Nice coordinates for a set $X$ with a set of structures $\phi$ are $(f, C, \psi)$ with
- $C$ a set
- $\psi$ is a set of structures defined on $C$
- $f : X \rightarrow C$ a bijection
such that the image of each structure $\phi_i$ on $X$ in $C$ can be efficiently represented using the structures $\psi$ on $C$. Where the condition on the representation $(f \cdot \phi_i) : C^d \times Y \rightarrow C^r \times Z$ for a particular structure $\phi_i: X^{d} \times Y \rightarrow X^r \times Z$ is that
\begin{equation} (f \times f \times .. \times i_Z) (\phi_i(x_1, x_2, …,x_d, y))) = (f\cdot\phi)_i (f(x_1), f(x_2), …, f(x_d), y) \end{equation}
where $(f \cdot \phi)$ is a composition of the structures $\psi$ on $X$.
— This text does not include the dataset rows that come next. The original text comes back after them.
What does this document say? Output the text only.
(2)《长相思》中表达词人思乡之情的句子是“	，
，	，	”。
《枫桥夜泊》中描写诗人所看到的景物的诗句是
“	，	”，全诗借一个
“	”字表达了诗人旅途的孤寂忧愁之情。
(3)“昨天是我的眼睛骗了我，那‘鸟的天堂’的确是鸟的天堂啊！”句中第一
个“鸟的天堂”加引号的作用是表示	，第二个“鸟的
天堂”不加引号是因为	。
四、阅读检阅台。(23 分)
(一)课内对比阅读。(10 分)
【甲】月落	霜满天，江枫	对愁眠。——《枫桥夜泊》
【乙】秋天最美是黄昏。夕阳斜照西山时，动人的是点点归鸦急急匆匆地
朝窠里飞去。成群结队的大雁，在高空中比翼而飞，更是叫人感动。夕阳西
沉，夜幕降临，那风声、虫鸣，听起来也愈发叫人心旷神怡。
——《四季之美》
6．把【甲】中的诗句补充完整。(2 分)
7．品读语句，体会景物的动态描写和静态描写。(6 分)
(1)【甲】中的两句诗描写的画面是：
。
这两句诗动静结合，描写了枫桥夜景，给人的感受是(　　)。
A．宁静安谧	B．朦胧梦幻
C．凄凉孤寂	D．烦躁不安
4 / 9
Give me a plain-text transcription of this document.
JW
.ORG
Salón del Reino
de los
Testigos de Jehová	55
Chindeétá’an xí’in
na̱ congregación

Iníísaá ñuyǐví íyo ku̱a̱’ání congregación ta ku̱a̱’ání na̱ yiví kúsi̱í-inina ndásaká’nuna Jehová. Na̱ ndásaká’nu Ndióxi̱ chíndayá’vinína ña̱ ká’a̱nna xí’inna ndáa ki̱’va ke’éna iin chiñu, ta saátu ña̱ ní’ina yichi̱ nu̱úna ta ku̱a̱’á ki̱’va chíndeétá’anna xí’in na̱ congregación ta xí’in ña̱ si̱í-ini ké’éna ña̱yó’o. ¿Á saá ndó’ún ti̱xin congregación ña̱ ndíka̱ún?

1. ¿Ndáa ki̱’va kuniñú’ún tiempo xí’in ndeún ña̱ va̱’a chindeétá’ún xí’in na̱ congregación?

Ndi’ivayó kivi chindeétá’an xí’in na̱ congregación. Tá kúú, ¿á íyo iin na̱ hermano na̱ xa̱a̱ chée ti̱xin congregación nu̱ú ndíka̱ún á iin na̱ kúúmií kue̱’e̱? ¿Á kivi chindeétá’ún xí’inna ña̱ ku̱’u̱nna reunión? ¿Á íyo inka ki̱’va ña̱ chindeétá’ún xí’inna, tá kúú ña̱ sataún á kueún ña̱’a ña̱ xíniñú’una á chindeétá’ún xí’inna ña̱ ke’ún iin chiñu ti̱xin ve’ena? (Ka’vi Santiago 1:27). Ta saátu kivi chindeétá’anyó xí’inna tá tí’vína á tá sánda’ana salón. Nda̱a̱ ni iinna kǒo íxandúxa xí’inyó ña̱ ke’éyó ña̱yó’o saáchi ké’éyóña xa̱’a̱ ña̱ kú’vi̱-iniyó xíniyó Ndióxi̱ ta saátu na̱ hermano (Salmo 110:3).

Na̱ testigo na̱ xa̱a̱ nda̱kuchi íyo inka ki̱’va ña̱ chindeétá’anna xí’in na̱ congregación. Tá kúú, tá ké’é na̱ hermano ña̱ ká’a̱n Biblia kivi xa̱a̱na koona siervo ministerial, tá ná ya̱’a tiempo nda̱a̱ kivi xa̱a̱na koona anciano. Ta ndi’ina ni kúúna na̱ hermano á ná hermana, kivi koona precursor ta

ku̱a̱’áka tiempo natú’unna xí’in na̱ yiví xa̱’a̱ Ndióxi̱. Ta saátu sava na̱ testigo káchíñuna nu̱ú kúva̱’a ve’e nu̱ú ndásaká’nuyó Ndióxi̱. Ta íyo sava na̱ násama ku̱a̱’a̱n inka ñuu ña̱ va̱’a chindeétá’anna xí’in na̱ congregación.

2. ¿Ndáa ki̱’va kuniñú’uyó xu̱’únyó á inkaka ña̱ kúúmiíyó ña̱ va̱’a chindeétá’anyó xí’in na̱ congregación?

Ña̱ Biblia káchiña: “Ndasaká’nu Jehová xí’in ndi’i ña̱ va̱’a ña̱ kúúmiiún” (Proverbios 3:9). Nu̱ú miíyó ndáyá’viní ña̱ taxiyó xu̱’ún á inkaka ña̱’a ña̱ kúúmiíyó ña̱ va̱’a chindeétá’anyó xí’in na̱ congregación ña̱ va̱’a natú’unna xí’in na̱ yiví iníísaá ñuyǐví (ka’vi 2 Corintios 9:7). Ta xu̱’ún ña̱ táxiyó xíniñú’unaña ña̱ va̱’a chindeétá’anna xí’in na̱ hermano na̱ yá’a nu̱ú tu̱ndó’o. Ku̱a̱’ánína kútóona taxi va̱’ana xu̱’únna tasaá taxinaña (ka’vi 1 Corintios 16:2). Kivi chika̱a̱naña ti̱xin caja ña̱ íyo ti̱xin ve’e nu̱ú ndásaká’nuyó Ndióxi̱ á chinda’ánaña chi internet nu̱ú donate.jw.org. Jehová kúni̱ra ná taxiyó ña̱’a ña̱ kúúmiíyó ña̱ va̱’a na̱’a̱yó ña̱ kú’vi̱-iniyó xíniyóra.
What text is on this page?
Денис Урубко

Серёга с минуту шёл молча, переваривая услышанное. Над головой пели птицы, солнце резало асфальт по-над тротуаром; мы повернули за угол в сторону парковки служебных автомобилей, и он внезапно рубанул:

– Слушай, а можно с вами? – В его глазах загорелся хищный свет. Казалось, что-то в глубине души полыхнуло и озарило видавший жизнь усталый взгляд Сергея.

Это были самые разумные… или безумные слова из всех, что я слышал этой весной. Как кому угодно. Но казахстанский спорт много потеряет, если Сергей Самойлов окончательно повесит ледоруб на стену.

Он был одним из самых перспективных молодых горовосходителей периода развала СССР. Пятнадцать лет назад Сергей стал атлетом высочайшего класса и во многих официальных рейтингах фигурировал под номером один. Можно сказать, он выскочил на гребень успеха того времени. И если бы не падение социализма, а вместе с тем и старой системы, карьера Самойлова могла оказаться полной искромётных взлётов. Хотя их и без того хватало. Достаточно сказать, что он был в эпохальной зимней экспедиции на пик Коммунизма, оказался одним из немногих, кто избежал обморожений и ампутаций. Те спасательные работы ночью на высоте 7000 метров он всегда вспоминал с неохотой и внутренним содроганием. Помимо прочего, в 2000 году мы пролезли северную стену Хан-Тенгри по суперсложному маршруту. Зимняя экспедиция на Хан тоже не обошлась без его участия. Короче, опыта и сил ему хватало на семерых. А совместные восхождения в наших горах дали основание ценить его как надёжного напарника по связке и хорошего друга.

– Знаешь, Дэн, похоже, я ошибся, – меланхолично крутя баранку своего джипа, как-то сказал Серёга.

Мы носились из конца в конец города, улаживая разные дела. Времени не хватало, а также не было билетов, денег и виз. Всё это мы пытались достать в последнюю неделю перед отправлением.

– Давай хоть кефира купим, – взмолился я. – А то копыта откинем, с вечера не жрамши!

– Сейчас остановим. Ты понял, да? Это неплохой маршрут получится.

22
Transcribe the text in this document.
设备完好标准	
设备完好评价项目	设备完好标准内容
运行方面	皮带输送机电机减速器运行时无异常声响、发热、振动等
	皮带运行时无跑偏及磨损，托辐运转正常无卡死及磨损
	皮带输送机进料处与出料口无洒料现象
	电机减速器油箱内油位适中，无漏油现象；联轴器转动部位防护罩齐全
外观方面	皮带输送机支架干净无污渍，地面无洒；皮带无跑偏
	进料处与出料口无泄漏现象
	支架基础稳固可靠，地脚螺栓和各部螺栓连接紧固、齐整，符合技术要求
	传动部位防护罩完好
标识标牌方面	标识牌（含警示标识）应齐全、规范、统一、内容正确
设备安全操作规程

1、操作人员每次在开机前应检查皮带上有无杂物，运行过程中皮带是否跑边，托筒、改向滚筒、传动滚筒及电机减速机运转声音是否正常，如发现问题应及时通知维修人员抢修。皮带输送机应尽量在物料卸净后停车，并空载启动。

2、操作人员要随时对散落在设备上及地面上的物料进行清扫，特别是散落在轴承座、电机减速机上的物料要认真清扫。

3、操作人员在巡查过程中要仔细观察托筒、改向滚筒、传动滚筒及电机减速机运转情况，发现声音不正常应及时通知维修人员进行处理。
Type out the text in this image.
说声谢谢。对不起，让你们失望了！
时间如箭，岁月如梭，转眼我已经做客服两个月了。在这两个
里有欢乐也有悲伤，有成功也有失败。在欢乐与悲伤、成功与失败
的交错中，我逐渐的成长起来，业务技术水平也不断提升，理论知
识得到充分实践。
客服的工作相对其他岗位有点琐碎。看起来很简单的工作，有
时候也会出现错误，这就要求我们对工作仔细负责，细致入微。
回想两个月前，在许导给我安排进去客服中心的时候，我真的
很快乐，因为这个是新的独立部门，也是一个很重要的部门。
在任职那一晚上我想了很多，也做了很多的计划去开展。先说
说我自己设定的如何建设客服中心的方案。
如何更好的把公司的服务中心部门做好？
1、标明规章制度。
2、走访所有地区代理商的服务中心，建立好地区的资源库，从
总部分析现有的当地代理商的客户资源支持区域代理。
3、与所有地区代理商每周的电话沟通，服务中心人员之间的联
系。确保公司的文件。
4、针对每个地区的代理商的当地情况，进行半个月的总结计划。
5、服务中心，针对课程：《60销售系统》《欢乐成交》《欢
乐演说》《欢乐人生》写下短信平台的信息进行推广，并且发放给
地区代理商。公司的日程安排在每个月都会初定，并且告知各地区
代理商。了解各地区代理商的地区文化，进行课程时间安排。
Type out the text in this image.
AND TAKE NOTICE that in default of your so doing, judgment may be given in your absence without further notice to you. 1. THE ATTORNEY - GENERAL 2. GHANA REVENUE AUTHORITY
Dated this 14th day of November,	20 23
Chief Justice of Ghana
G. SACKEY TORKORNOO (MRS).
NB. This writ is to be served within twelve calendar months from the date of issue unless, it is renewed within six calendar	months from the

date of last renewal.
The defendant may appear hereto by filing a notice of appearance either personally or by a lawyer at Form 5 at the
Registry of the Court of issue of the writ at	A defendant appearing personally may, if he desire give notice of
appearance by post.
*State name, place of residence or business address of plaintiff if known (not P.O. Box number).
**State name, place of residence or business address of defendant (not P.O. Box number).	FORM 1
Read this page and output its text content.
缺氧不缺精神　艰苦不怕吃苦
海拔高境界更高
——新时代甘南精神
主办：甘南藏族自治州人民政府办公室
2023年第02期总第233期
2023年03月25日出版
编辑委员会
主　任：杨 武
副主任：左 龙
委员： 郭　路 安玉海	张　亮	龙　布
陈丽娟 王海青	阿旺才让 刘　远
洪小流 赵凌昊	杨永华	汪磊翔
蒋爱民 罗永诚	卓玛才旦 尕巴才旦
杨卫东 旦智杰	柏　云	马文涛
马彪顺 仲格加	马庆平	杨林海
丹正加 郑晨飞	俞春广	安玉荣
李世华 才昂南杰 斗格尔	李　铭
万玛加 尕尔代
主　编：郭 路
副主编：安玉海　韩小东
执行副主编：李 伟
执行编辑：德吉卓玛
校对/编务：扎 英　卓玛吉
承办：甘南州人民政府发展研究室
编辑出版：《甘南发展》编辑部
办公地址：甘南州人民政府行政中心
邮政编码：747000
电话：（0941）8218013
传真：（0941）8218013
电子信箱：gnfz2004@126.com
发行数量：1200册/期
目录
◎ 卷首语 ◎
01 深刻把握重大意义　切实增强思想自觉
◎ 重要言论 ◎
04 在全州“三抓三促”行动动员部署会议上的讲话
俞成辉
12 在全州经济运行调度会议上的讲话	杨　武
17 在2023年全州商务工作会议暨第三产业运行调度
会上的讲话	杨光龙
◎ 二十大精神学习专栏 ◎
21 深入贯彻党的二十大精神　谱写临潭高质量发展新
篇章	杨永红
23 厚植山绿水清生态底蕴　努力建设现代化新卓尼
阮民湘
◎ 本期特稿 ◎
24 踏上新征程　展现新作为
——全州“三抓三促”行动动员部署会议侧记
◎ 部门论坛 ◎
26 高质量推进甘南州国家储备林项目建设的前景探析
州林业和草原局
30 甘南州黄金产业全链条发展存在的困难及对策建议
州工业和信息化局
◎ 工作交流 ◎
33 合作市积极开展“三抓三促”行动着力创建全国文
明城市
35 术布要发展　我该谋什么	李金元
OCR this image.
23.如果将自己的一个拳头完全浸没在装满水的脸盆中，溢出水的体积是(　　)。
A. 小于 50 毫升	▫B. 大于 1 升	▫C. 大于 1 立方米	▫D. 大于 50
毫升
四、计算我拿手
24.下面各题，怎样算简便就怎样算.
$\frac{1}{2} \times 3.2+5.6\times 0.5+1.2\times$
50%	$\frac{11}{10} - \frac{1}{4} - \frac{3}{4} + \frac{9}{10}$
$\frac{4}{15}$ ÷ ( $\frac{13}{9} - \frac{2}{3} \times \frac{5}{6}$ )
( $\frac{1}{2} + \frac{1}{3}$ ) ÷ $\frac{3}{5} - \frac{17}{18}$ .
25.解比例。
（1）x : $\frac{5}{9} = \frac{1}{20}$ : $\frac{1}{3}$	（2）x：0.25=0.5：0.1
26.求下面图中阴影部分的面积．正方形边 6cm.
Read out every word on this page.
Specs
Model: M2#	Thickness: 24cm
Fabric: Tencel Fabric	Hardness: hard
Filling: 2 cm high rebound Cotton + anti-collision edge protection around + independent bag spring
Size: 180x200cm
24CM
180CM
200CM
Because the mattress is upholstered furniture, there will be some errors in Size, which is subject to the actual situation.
Example : Binary Operation
Given the single structure $b : X\times X \rightarrow X$.
Coordinates for $(X, b)$ are $(f, C, \psi)$ such that - $f(b(x, x’)) = (f \cdot b)(f(x), f(x’))$ where $(f \cdot b)$ defined by composition of $\psi$.
For group representations or more generally group morphisms $(f \cdot b)$ is given by the binary operation on $C$.
\begin{equation} f(b(x, x’)) = \psi_b(f(x), f(x’)) \end{equation}
Efficiently?
Cheated above with the word “efficiently”. The only means I currently have to approach that is to consider a cost associated with each use of structure $\psi_i$ given by $c_i$. With that we could generate an overall cost $c(\phi_i, f, C, \psi)$ of evaluating $\phi$ in the chosen coordinates to be the sum of the costs of the structures used. Clearly depends on the choice of representation of $(f \cdot \phi_i)$ as a composition of structures $\psi$, so in practice we can find upper bounds.
With this we have collided with the problem of evaluating algorithmic complexity. We also realize that the above discussion precisely covers the case of implementing an algorithm using the family of elementary functions available each with their own cost / complexity.
Conclusion
We conclude for now having made some progress.
- There exists an obvious definition that is too broad to be of value.
- Recognizing that what are good coordinates depend on the common operations/structures you are using.
- Having a (still rough) formulation the problem of coordinates in terms of representation of structures.
- Realizing the connection between the concepts “coordinates” and “implementation” of an algorithm in a particular language.
I expect to return to this topic to further investigate
- The question of efficiency of representation.
- The relationship of nice coordinates to machine learning - which intuitively relates to what structures are natural to work with in the choice of coordinates and do they allow for optimization over the space of possible composition of structures.